Surjective module homomorphism? $0$ module homomorphism?

Question

I am trying to resolve an exercise and there are 2 point that are missing in order to finalize:

Suppose $A$, $B$, $C$, and $P$ are $R$-modules, and $f:A \rightarrow B$ and $g:B\rightarrow C$ are both $R$-module morphisms.

1) $\forall \phi : C \rightarrow P$ morphism, if $\phi \circ g = 0 \Rightarrow \phi = 0$, for a morphism $\phi : C \rightarrow P$, does this imply that $g$ is surjective? Why?

2) If $\phi \circ g \circ f = 0$ $ \forall \phi : C \rightarrow P$ morphism does this mean that $g \circ f = 0$? Why?

Answer 1

For the first point consider for $\phi$ the quotient morphism $\pi:\ C\ \longrightarrow\ \operatorname{coker}g$.

For the second point consider for $\phi$ the identity morphism $\operatorname{id}:\ C\ \longrightarrow\ C$.

Answer 2

1) No, not necessarily. Here's a counterexample. Let $B=\mathbb{Z}$ and $C=P=\mathbb{Q}$ as $R=\mathbb{Z}$-modules. Further, let $g:B\to C$, i.e. $g:\mathbb{Z}\to\mathbb{Q}$, be the inclusion map $g(n)=n$. Then for any $\varphi:C\to P$, i.e. for any $\varphi:\mathbb{Q}\to\mathbb{Q}$, $\varphi\circ g=0$ implies $\varphi=0$ (basically, because $\varphi\circ g=0$ implies $\varphi(1)=0$ implies $\varphi=0$).
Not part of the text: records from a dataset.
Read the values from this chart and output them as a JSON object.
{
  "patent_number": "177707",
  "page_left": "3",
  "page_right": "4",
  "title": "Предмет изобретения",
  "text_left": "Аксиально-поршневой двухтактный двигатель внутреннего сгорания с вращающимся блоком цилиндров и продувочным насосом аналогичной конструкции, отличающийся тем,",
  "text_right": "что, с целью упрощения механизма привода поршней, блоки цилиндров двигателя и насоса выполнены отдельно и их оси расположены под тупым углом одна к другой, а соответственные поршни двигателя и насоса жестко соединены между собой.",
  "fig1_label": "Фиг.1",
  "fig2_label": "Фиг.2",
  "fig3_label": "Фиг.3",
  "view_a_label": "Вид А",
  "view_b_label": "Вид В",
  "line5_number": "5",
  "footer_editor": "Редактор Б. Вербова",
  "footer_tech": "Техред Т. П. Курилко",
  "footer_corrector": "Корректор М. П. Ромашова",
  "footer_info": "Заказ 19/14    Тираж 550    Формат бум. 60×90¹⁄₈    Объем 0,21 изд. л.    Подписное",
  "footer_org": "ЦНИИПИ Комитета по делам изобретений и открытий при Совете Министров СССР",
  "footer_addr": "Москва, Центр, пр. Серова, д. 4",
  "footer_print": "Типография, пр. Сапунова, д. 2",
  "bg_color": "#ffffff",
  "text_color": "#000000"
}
And yet, $g\neq0$.

2) No, not necessarily. Here's a counterexample. Let $A=B=C=\mathbb{Z}$ and $P=\mathbb{Z}_2$ as $R=\mathbb{Z}$-modules. Further, let $f:\mathbb{Z}\to\mathbb{Z}$ be the identity map $f(n)=n$ and $g:\mathbb{Z}\to\mathbb{Z}$ be multiplication by two map $g(n)=2n$. Then for any $\varphi:\mathbb{Z}\to\mathbb{Z}_2$. we have $\varphi\circ g\circ f=0$, even though $g\circ f\neq0$.